Table 5: commands on hold space
commands on hold space description
g 复制 hold space 中的内容到 pattern space 中,原来 pattern space 里的内容被清除
G 追加 hold space 中的内容到 pattern space 中(追加内容前先插入换行符)
h 复制 pattern space 中的内容到 hold space 中,原来 hold space 里的内容被清除
H 追加 pattern space 中的内容到 hold space 中(追加内容前先插入换行符)
x 交换 pattern space 和 hold space 的内容

hold space 的几个实例:http://www.thegeekstuff.com/2009/12/unix-sed-tutorial-7-examples-for-sed-hold-and-pattern-buffer-operations/

5.1. 实例:确保某行前面有特定行

假设有个数据文件,我们希望当某行内容为 KEYWORD 时,在它前一行增加 ABCD(如果前一行是 ABCD 则不做改动)。

这个任务可用下面脚本(1.sh)完成:

#!/usr/bin/env sh
sed '
# 当前行不是KEYWORD时,备份到hold space
/KEYWORD/ !{
  h
}

# 当前行是KEYWORD时,检查上一行是否是ABCD,若不是则插入ABCD
/KEYWORD/ {
  # 交换pattern space和hold space
  # 即把之前备份的上一行放入到pattern space,把当前行备份到hold space
  x
  # 检查pattern space是不是ABCD,或不是则用i在Output Stream中插入ABCD
  /ABCD/ !{
i\
ABCD
}
  # 恢复当前行,下行不用x,用g也可以
  x
}
'

假设原数据文件为(data),有两个 KEYWORD 行前面没有 ABCD:

XYZ
KEYWORD

ABCD
KEYWORD
ABCD
KEYWORD

KEYWORD

用前面脚本处理这个文件( sh 1.sh <data ),可得到下面结果(每个 KEYWORD 行前都有 ABCD 了):

XYZ
ABCD
KEYWORD

ABCD
KEYWORD
ABCD
KEYWORD

ABCD
KEYWORD

5.2. 实例:确保每行后有且仅有一个空行

假设有下面数据文件,如何让每行后面都有且仅有一个空行呢?

$ cat file
a
b
c


d

e

思路很简单,删除所有空行,再把每行后增加一个空行即可。

$ sed '/^$/d; G' file
a

b

c

d

e

6. Multiple lines commands

默认 sed 是一行一行处理的,sed 中有三个命令用于多行处理:"N","D","P",其对应的单行处理命令分别为"n","d","p"。

注:当 pattern space 中有多行时,^和$分别匹配的是整个多行的“第一个位置”和“最后一个位置”。

参考:http://www.grymoire.com/Unix/Sed.html#uh-51

6.1. Append next line to pattern space (N command)

The "n" command will print out the current pattern space (unless the "-n" flag is used), empty the current pattern space, and read in the next line of input.
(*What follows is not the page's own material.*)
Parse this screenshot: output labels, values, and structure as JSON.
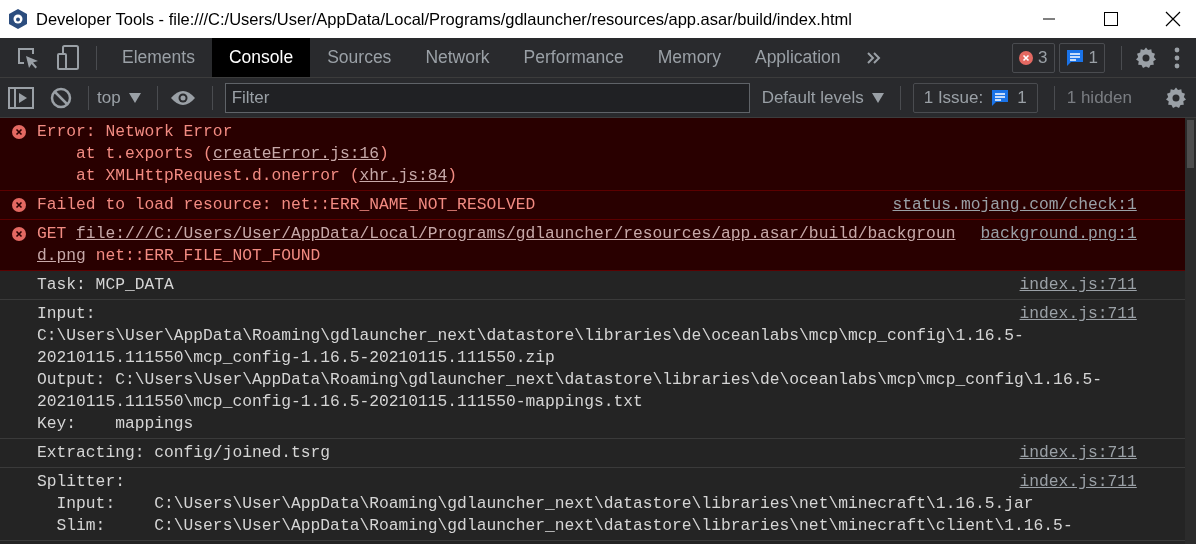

The "N" command does not print out the current pattern space and does not empty the pattern space. It reads in the next line, but appends a new line character along with the input line itself to the pattern space.

6.1.1. 实例:对文件每一行进行编号

假设有下面数据文件,如何对每一行进行编号后再输出呢?

$ cat file
a
b

c

用=命令可以输出行号,但行号在单独的行中:

$ sed = file
1
a
2
b
3

4
c

再用 N 命令读取连续两行,把换行符替换为制表符即可。

$ sed = file | sed 'N; s/\n/\t/'
1       a
2       b
3
4       c

6.2. Delete first line in multiple lines (D command)

The "d" command deletes the current pattern space, reads in the next line, puts the new line into the pattern space, and aborts the current command, and starts execution at the first sed command. This is called starting a new "cycle." The "D" command deletes the first portion of the pattern space, up to the new line character, leaving the rest of the pattern alone.
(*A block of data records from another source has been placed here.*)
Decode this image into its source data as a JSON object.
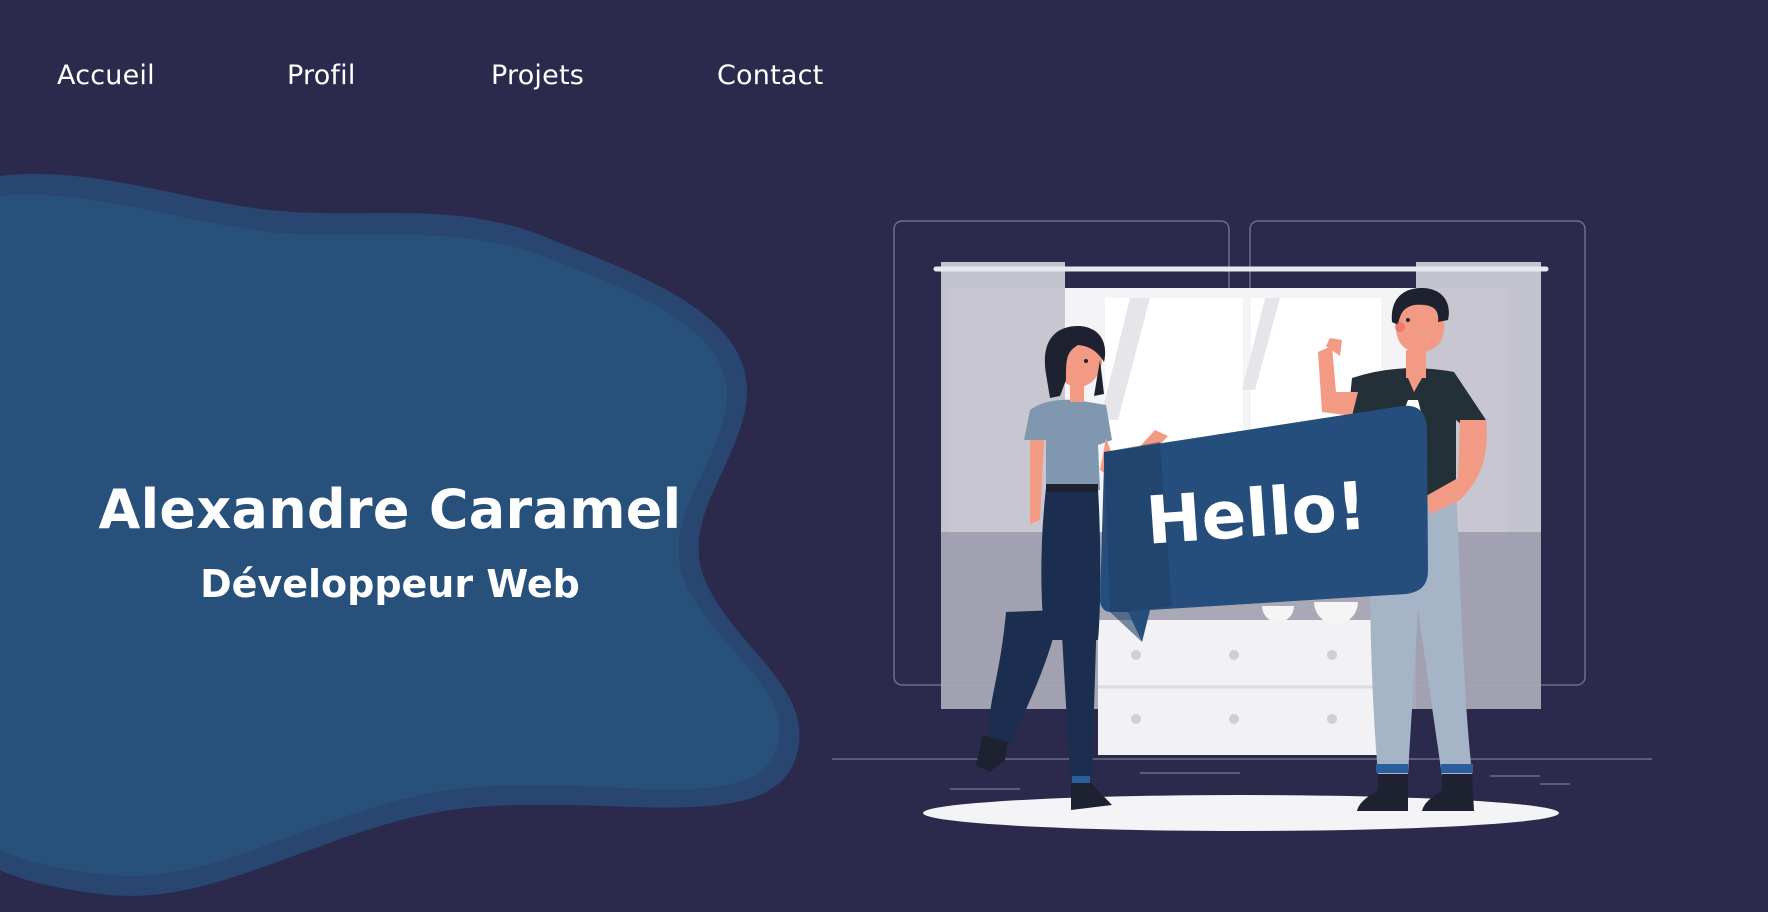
{
  "nav": {
    "items": [
      {
        "label": "Accueil"
      },
      {
        "label": "Profil"
      },
      {
        "label": "Projets"
      },
      {
        "label": "Contact"
      }
    ]
  },
  "hero": {
    "name": "Alexandre Caramel",
    "role": "Développeur Web"
  },
  "illustration": {
    "sign_text": "Hello!"
  },
  "colors": {
    "background": "#2b2a4c",
    "blob": "#27507b",
    "blob_outline": "#284670",
    "sign": "#264e7c"
  }
}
6.2.1. 实例:删除特定行如果它后面是另一特定行

假设有下面数据文件,我们想删除 KEY1 所在行,当且仅当它的下一行中含有 KEY2 时。

$ cat file
KEY1
 KEY2

KEY1
OTHER

下面脚本能完成这个任务:

#!/usr/bin/env sh
sed '
/KEY1/ {
# append a line
  N
# if KEY2 found, delete the first line
  /\n.*KEY2/ D
}
' file

6.3. Print first line in multiple lines (P command)

The "p" command prints the entire pattern space. The "P" command only prints the first part of the pattern space, up to the NEWLINE character. Neither the "p" nor the "P" command changes the patterns space.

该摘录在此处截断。